OTHER FEARS, OTHER SAFETIES.—Christianity overspread life with a new and unlimited insecurity , thereby creating new safeties, enjoyments and recreations, and new valuations of all things. Our own century denies the existence of this insecurity, and does so with a good conscience, yet it clings to the old habit of Christian certainties, enjoyments, recreations, and valuations!—even in its noblest arts and philosophies. How feeble and worn out must all this now seem, how imperfect and clumsy, how arbitrarily fanatical, and, above all, how uncertain: now that its horrible contrast has been taken away—the ever–present fear of the Christian for his eternal salvation!

58.

CHRISTIANITY AND THE EMOTIONS.—In Christianity we may see a great popular protest against philosophy: the reasoning of the sages of antiquity had withdrawn men from the influence of the emotions, but Christianity would fain give men their emotions back again. With this aim in view, it denies any moral value to virtue such as philosophers understood it—as a victory of the reason over the passions—generally condemns every kind of goodness, and calls upon the passions to manifest themselves in their full power and glory: as love of God, fear of God, fanatic belief in God, blind hope in God.

59.

ERROR AS A CORDIAL.—Let people say what they will, it is nevertheless certain that it was the aim of Christianity to deliver mankind from the yoke of moral engagements by indicating what it believed to be the shortest way to perfection : exactly in the same manner as a few philosophers thought they could dispense with tedious and laborious dialectics, and the collection of strictly–proved facts, and point out a royal road to truth. It was an error in both cases, but nevertheless a great cordial for those who were worn out and despairing in the wilderness.

60.

ALL SPIRIT FINALLY BECOMES VISIBLE.—Christianity has assimilated the entire spirituality of an incalculable number of men who were by nature submissive, all those enthusiasts of humiliation and reverence, both refined and coarse. It has in this way freed itself from its own original rustic coarseness—of which we are vividly reminded when we look at the oldest image of St. Peter the Apostle—and has become a very intellectual religion, with thousands of wrinkles, arrière–pensées , and masks on its face. It has made European humanity more clever, and not only cunning from a theological standpoint. By the spirit which it has thus given to European humanity—in conjunction with the power of abnegation, and very often in conjunction with the profound conviction and loyalty of that abnegation—it has perhaps chiselled and shaped the most subtle individualities which have ever existed in human society: the individualities of the higher ranks of the Catholic clergy, especially when these priests have sprung from a noble family, and have brought to their work, from the very beginning, the innate grace of gesture, the dominating glance of the eye, and beautiful hands and feet. Here the human face acquires that spiritualisation brought about by the continual ebb and flow of two kinds of happiness (the feeling of power and the feeling of submission) after a carefully–planned manner of living has conquered the beast in man.
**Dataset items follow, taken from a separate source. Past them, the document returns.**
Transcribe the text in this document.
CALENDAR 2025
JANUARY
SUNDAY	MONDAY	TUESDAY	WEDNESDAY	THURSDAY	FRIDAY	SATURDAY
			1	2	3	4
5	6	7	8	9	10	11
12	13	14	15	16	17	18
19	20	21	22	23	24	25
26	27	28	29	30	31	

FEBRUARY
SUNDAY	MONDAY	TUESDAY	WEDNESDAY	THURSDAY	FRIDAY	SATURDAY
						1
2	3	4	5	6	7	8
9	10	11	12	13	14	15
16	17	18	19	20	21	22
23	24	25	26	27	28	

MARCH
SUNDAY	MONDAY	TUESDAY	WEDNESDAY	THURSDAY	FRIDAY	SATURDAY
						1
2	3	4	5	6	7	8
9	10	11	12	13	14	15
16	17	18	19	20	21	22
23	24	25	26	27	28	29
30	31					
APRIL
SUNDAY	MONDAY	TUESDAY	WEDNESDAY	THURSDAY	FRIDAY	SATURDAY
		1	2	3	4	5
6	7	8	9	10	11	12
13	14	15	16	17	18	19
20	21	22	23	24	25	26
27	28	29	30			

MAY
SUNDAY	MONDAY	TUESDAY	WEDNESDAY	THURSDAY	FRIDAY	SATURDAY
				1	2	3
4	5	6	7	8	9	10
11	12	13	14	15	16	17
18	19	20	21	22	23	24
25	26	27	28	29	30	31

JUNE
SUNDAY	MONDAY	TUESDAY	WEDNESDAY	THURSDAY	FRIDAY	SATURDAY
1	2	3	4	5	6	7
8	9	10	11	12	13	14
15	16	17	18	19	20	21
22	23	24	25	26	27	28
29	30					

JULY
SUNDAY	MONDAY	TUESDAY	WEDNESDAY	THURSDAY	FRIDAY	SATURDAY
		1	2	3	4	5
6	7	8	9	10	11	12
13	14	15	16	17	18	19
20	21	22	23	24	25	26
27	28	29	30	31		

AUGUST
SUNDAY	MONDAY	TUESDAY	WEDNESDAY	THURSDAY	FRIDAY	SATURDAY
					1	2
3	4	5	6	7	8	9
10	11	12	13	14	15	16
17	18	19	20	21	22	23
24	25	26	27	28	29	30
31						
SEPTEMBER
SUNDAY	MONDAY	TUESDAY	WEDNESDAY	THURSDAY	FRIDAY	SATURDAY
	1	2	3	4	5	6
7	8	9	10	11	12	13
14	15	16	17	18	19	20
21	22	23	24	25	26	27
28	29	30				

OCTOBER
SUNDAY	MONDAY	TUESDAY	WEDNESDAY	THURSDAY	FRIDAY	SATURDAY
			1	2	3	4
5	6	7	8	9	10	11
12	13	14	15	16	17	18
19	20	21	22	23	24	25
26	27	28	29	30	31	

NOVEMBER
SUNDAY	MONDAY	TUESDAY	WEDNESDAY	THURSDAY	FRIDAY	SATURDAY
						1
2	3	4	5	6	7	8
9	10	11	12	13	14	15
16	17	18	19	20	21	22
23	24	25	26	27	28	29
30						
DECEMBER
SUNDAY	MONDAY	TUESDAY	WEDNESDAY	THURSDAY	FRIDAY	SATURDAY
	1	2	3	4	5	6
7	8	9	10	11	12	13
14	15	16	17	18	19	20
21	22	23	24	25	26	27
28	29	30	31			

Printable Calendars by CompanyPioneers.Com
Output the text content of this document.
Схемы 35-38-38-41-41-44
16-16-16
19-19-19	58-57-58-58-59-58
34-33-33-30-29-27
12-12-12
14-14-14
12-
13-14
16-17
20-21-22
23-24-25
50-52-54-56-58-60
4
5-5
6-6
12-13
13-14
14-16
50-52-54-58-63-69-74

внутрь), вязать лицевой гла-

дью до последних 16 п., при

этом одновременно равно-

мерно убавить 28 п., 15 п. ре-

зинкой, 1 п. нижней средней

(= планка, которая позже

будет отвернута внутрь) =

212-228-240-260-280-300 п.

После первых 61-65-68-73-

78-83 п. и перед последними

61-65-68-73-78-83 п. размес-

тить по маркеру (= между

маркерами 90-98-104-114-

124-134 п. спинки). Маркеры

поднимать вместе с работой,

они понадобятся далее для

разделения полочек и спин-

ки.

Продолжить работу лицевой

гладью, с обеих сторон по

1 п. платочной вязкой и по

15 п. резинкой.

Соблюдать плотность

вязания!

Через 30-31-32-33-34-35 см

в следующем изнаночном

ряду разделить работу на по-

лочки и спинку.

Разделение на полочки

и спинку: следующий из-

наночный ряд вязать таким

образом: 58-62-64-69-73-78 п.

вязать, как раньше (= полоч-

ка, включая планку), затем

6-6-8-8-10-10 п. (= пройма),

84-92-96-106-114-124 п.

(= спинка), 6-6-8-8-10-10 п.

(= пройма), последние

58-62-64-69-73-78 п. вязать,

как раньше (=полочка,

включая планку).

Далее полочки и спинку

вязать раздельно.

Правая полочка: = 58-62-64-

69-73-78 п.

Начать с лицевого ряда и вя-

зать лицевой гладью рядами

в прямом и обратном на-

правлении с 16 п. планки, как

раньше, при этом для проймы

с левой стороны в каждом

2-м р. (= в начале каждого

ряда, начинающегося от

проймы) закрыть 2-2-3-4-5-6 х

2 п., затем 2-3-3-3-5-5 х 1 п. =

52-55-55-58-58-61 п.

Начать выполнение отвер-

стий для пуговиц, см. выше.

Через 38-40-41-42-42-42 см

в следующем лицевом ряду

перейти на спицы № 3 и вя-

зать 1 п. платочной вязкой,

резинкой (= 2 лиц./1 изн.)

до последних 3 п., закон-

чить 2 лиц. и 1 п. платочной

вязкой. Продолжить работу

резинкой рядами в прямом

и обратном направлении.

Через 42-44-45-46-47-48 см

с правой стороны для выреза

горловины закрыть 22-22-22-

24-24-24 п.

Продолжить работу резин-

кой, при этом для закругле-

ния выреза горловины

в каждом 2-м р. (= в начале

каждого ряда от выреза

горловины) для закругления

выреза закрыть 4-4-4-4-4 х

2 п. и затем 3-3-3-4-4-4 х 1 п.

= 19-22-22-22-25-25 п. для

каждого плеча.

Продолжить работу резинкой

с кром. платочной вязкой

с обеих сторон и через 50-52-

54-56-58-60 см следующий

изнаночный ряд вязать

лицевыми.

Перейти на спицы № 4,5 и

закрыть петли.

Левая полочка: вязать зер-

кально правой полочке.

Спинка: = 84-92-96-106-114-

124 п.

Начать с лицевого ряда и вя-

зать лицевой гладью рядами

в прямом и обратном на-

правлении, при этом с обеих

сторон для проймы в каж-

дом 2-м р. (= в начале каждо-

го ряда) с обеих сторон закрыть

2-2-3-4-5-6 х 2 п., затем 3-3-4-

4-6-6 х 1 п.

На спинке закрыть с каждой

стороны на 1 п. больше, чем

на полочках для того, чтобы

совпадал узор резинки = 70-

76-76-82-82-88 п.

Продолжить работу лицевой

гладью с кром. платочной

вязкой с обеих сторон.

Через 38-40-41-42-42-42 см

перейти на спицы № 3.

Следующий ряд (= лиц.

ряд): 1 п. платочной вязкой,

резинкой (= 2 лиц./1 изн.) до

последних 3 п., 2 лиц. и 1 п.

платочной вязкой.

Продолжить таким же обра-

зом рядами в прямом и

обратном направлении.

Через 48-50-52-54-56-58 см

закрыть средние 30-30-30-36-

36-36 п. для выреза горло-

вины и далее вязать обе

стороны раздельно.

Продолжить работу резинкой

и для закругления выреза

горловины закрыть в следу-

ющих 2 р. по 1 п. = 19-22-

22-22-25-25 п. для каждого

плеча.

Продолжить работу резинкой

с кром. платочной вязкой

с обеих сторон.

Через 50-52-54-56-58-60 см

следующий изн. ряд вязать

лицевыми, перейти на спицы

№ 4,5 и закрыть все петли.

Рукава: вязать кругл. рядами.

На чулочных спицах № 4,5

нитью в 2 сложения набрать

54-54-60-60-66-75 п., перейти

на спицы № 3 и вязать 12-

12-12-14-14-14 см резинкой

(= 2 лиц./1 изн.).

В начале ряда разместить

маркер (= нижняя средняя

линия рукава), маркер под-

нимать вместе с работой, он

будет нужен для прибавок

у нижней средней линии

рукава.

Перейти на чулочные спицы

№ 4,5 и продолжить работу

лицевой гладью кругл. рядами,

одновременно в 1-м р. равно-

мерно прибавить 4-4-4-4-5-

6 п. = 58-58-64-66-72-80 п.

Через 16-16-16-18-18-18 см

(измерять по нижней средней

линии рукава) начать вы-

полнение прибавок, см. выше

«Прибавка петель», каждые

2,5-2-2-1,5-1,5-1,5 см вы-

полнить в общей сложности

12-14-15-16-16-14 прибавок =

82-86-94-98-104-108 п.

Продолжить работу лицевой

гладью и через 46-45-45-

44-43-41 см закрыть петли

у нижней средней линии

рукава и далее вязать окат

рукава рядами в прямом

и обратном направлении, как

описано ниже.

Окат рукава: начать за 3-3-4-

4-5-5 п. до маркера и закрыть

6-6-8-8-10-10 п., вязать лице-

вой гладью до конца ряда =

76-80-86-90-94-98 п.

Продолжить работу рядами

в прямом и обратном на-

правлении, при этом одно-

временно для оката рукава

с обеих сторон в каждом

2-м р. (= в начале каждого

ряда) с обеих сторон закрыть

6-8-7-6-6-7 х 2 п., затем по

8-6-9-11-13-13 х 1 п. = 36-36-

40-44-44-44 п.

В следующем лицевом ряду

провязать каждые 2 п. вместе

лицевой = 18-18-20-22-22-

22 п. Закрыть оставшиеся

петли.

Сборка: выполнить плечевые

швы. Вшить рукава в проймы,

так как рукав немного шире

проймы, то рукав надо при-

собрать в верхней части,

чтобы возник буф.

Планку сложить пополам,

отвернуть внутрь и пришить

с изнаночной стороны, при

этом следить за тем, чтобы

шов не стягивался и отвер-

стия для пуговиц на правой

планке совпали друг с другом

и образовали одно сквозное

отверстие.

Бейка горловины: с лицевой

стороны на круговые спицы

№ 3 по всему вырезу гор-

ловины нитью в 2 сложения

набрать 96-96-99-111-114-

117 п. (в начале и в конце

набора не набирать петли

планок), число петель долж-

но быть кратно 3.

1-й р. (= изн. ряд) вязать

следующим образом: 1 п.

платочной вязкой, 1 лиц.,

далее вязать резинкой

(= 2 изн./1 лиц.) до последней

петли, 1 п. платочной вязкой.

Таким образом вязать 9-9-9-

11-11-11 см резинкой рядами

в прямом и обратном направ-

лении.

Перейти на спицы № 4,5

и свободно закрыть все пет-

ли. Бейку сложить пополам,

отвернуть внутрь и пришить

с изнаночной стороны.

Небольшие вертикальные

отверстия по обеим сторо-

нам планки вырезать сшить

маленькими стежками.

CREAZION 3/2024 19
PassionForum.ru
Here an activity, which consists in blessing, forgiving sins, and representing the Almighty, ever keeps alive in the soul, and even in the body , the consciousness of a supreme mission; here we find that noble contempt concerning the perishable nature of the body, of well–being, and of happiness, peculiar to born soldiers: their pride lies in obedience, a distinctly aristocratic trait; their excuse and their idealism arise from the enormous impossibility of their task. The surpassing beauty and subtleties of these princes of the Church have always proved to the people the truth of the Church; a momentary brutalisation of the clergy (such as came about in Luther’s time) always tended to encourage the contrary belief. And would it be maintained that this result of beauty and human subtlety, shown in harmony of figure, intellect, and task, would come to an end with religions? and that nothing higher could be obtained, or even conceived?

61.

THE NEEDFUL SACRIFICE.—Those earnest, able, and just men of profound feelings, who are still Christians at heart, owe it to themselves to make one attempt to live for a certain space of time without Christianity! they owe it to their faith that they should thus for once take up their abode “in the wilderness”—if for no other reason than that of being able to pronounce on the question as to whether Christianity is needful. So far, however, they have confined themselves to their own narrow domain and insulted every one who happened to be outside of it: yea, they even become highly irritated when it is suggested to them that beyond this little domain of theirs lies the great world, and that Christianity is, after all, only a corner of it! No; your evidence on the question will be valueless until you have lived year after year without Christianity, and with the inmost desire to continue to exist without it: until, indeed, you have withdrawn far, far away from it. It is not when your nostalgia urges you back again, but when your judgment, based on a strict comparison, drives you back, that your homecoming has any significance!—Men of coming generations will deal in this manner with all the valuations of the past; they must be voluntarily lived over again, together with their contraries, in order that such men may finally acquire the right of shifting them.

62.

ON THE ORIGIN OF RELIGIONS.—How can any one regard his own opinion of things as a revelation? This is the problem of the formation of religions: there has always been some man in whom this phenomenon was possible. A postulate is that such a man already believed in revelations. Suddenly, however, a new idea occurs to him one day, his idea; and the entire blessedness of a great personal hypothesis, which embraces all existence and the whole world, penetrates with such force into his conscience that he dare not think himself the creator of such blessedness, and he therefore attributes to his God the cause of this new idea and likewise the cause of the cause, believing it to be the revelation of his God. How could a man be the author of so great a happiness? ask his pessimistic doubts. But other levers are secretly at work: an opinion may be strengthened by one’s self if it be considered as a revelation; and in this way all its hypothetic nature is removed; the matter is set beyond criticism and even beyond doubt: it is sanctified. It is true that, in this way, a man lowers himself to playing the rôle of “mouthpiece,” but his thought will end by being victorious as a divine thought—the feeling of finally gaining the victory conquers the feeling of degradation. There is also another feeling in the background: if a man raises his products above himself, and thus apparently detracts from his own worth, there nevertheless remains a kind of joyfulness, paternal love, and paternal pride, which compensates man—more than compensates man—for everything.